239 Ill. 640 | Ill. | 1909
delivered the opinion of the court:
It is conceded by plaintiff in error that the decree of the circuit court should not be reversed on the ground, alone, that the verdict of the jury was against the weight of the evidence. The argument of counsel is devoted mainly to the proposition that the court erred in holding that Mrs. Ring was an incompetent witness, the contention being that the agreement set out in the preceding statement barred her right to claim any interest in the estate of her father in the event of the will being set aside. It is not claimed that the agreement was a conveyance or assignment to Charles Gaffney of any interest she might, in that event, otherwise be entitled to in the estate of her father, but that it raised an estoppel against her in favor of Charles Gaffney. We do not think the case presented is one where the doctrine of estoppel is applicable. The facts show that Mrs. Ring’s interest in the estate, if it descended to the heirs as intestate property, would have been much greater in value than the amount paid her by her brother, and in the distribution of it, if it were distributed as intestate estate, the rights and interest of Charles Gaffney could be so guarded and protected as that no loss would accrue to him on account of the payments made Mrs. Ring. Furthermore, the agreement was with Charles Gaffney alone, and if it were conceded that Mrs. Ring was estopped, as to him, from claiming any interest in the estate in the event of the will being set aside, she would not be estopped as to the other heirs. We do not construe the agreement to have had any other or different effect upon Mrs. Ring’s rights than the acceptance of the $500 legacy under the will would have had in the absence of any agreement. Such acceptance alone, if made with full knowledge of all the facts, would have been a bar to her right to contest the will. Gorham v. Dodge, 122 Ill. 528; Friederich v. Wombacher, 204 id. 72.
The express acceptance of the will, and the covenant and agreement not to institute or prosecute any suit to contest it or to voluntarily assist any other person in so doing, could add nothing to the effect of Mrs. Ring’s acceptance of the legacy, alone. The facts disclosed by the record show that Mrs. Ring has not attempted to contest the will, nor does it appear that she has willingly sought to assist anyone else in doing so. The suit was brought by one of the other heirs, to which Mrs. Ring was made a defendant, and she was called as a witness by the complainant. She was not acting upon her own motion, nor in any way in violation of her agreement with her brother ndi* in bad faith toward him. The interest of Mrs. Ring was in favor of setting aside the will, and being called to testify as a witness in behalf of the party seeking to accomplish this result she was incompetent, and the court properly sustained the objection of defendants in error to her being permitted to testify.

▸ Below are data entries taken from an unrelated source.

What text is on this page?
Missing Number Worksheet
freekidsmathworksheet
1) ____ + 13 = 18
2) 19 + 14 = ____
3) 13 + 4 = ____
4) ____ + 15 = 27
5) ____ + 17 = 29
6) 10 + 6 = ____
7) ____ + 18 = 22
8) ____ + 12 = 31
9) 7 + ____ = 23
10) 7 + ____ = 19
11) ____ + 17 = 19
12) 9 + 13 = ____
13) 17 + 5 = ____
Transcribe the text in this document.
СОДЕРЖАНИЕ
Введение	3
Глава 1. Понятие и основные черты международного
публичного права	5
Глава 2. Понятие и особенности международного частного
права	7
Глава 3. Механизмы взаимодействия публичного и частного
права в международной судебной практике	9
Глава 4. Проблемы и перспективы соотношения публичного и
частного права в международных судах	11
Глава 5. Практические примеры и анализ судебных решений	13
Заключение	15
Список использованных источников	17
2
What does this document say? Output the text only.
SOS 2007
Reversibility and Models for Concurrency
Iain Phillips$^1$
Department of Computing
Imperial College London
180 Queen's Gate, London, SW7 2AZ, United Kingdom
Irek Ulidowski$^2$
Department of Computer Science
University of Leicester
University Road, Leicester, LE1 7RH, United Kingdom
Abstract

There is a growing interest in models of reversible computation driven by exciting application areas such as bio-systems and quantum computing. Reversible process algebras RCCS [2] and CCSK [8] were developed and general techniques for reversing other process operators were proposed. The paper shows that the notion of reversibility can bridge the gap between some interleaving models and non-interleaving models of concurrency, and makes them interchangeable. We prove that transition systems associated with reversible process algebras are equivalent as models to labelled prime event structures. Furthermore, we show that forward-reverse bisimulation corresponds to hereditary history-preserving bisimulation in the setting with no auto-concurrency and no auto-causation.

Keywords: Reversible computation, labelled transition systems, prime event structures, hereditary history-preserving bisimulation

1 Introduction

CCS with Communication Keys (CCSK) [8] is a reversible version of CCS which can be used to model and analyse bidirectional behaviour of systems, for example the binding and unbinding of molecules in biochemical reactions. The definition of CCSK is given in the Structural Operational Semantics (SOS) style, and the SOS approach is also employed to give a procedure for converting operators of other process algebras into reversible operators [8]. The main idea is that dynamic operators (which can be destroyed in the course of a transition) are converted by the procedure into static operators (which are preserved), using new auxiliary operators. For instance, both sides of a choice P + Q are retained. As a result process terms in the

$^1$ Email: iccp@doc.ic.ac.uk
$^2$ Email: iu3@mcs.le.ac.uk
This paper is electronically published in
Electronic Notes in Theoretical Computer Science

Complaint, also, is made of the rulings of the court in refusing a number of instructions offered by. plaintiff in error upon the question of undue influence. The court took that question from the jury and refused all instructions asked by plaintiff in error upon that subject. We think the ruling of the court in this respect was correct. There was no proof tending in the slightest to establish the charge of undue influence. The principal basis of the claim that the court should have instructed the jury upon this question is, that the will distributes the testator’s property unequally between his heirs. The testimony negatives any inference that this was the result of undue influence.
The sixth instruction given on behalf of defendants in error was not an accurate statement of the law, but it was of such character that, in view of the evidence and other instructions given, it could not have in any way prejudiced plaintiff in error.
We find no reversible error in any of the rulings of the court in giving and refusing instructions, and the decree of the. circuit court is affirmed.
n K Decree affirmed.
Cartwright, C. J., Scott and Carter, JJ., dissenting.